Lee等人（2012）还在ICCA受影响的家庭成员中发现了PRRT2基因的杂合突变（参见例如614386.0007和614386.0008）。这些突变是通过对 6 个特征明确的家族进行全基因组测序来鉴定的。在另外 25 个患有该疾病的家庭中，有 24 个家庭中 PRRT2 突变的鉴定证实了这一发现。649insC 突变是最常见的突变。对第三组 78 名临床诊断不太明确的先证者进行 Sanger 测序发现，10 名患有家族性疾病的患者和 17 名患有散发性疾病的患者具有常见的 649insC 突变；另外 1 名患者具有不同的 PRRT2 截短突变。在 2,500 多个对照染色体中未发现任何致病等位基因。表型存在家族内变异。
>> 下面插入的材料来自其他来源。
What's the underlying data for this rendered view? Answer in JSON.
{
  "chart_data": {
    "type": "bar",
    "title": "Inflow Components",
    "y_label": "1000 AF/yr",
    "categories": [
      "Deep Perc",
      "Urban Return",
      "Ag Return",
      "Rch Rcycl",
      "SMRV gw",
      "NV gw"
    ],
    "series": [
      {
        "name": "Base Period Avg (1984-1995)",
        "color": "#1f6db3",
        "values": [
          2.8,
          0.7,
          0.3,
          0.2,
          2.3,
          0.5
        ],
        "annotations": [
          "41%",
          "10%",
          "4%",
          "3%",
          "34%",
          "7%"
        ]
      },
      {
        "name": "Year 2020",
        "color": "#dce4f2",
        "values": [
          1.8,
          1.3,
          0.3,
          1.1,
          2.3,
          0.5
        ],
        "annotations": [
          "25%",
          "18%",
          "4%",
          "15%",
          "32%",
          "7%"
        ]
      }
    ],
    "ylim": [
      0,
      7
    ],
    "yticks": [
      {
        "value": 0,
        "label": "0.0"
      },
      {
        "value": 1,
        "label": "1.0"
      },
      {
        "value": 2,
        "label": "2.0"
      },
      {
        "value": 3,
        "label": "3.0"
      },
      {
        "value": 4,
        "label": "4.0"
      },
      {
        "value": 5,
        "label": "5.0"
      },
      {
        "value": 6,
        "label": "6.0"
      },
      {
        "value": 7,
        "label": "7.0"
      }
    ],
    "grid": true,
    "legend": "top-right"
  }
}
体外功能表达测定表明，突变型截短蛋白不表达，也不对野生型蛋白产生显性负效应，表明单倍体不足是其病理机制。

Ono等人（2012）在15个患有EKD1的日本家庭中的14个（其中一些还患有ICCA）和2个患有BFIS2的日本家庭中发现了649dupC突变。该突变被证明至少在 1 个家族中从头发生，表明它是一个突变热点。即使在同一家族内，EKD1、ICCA 和 BFIS2 也会因突变而分离。研究结果表明，所有 3 种疾病都是等位基因，并且可能由类似的机制引起。